I have tried combinations of hard to draw vehicle and animals (crocodile, frog, pterodactly, riding a hand glider, tricycle, skydiving), and it did a rather good job in every cases (compared to previous tests). Whatever they have done to improve on that point, they did it in a way that generalise.

null

[deleted]

bitshiftfaced

It hadn't occurred to me until now that the pelican could overcome the short legs issue by not sitting on the seat and instead put its legs inside the frame of the bike. That's probably closer to how a real pelican would ride a bike, even if it wasn't deliberate.

xnx

Very aero

GodelNumbering

And of course they hiked the API prices

Standard Context(≤ 200K tokens)

Input $2.00 vs $1.25 (Gemini 3 pro input is 60% more expensive vs 2.5)

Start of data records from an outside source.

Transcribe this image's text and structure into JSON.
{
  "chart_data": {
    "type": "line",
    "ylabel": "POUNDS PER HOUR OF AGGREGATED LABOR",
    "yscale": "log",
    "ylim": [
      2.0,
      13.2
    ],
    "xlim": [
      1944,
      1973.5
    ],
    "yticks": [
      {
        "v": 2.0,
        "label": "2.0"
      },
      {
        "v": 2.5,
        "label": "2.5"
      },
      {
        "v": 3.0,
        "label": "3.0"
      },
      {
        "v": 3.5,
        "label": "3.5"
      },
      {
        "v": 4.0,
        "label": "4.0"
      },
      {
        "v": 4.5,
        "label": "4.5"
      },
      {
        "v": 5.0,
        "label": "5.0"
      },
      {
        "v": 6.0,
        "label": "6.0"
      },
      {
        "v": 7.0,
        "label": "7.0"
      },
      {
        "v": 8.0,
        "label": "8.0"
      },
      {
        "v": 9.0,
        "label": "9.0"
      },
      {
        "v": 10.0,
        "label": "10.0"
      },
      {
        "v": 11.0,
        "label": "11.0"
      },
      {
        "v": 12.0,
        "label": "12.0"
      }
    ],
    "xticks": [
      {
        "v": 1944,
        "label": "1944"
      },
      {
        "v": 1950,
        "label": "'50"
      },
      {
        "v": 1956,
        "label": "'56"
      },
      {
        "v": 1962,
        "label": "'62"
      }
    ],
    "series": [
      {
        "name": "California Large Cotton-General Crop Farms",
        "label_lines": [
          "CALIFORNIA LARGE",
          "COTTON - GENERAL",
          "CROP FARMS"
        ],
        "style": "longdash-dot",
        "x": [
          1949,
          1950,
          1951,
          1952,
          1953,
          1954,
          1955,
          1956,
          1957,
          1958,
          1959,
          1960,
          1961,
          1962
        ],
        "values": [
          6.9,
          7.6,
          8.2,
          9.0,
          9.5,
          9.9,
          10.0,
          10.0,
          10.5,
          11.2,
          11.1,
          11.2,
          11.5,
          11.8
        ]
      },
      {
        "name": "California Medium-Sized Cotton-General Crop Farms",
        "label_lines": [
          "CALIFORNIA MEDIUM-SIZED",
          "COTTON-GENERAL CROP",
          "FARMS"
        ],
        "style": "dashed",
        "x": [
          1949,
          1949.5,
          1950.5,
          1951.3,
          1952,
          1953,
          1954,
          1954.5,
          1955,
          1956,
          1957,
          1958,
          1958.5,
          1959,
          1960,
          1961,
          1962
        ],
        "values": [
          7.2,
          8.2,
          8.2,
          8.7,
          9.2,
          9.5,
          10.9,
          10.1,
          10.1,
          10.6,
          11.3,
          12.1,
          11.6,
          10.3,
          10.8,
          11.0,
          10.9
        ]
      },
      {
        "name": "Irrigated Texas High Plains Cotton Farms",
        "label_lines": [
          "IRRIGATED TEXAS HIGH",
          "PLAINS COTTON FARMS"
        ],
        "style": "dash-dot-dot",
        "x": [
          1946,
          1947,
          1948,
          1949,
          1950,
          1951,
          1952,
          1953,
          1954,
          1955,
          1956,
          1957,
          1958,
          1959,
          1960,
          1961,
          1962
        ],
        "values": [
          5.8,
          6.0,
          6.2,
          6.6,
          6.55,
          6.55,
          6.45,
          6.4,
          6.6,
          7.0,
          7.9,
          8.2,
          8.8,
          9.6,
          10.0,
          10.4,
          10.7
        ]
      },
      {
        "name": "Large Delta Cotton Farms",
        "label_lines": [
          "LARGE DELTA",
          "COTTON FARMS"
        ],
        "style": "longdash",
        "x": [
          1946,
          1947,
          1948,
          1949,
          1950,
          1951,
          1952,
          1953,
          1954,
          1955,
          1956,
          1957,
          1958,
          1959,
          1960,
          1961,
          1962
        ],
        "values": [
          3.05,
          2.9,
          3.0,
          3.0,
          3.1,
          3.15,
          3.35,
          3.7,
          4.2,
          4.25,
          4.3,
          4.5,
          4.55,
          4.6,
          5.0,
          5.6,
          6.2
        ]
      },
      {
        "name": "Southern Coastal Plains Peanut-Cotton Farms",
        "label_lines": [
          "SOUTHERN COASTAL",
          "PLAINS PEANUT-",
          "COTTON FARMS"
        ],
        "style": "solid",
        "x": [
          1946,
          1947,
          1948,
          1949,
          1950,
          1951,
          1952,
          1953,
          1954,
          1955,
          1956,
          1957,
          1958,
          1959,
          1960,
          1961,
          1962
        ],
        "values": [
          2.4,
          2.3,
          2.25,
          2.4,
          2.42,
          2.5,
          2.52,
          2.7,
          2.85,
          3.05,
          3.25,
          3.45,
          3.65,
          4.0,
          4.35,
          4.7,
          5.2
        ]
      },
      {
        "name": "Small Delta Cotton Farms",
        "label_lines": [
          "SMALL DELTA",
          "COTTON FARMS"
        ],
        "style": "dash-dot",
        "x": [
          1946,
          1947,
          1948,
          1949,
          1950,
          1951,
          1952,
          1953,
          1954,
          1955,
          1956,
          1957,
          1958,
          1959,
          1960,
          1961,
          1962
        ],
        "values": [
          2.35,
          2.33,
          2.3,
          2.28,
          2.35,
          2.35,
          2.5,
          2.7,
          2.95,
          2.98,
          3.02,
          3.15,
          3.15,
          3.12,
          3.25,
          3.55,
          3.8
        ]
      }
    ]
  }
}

Output $12.00 vs $10.00 (Gemini 3 pro output is 20% more expensive vs 2.5)

Long Context(> 200K tokens)

Input $4.00 vs $2.50 (same +60%)

Output $18.00 vs $15.00 (same +20%)

panarky

Claude Opus is $15 input, $75 output.

CjHuber

Is it the first time long context has separate pricing? I hadn’t encountered that yet

1ucky

Anthropic is also doing this for long context >= 200k Tokens on Sonnet 4.5

Topfi

Google has been doing that for a while.

brianjking

Google has always done this.

CjHuber

Ok wow then I‘ve always overlooked that.

NullCascade

I'm not a mathematician but I think we underestimate how useful pure mathematics can be to tell whether we are approaching AGI.

Can the mathematicians here try ask it to invent new novel math related to [Insert your field of specialization] and see if it comes up with something new and useful?

Try lowering the temperature, use SymPy etc.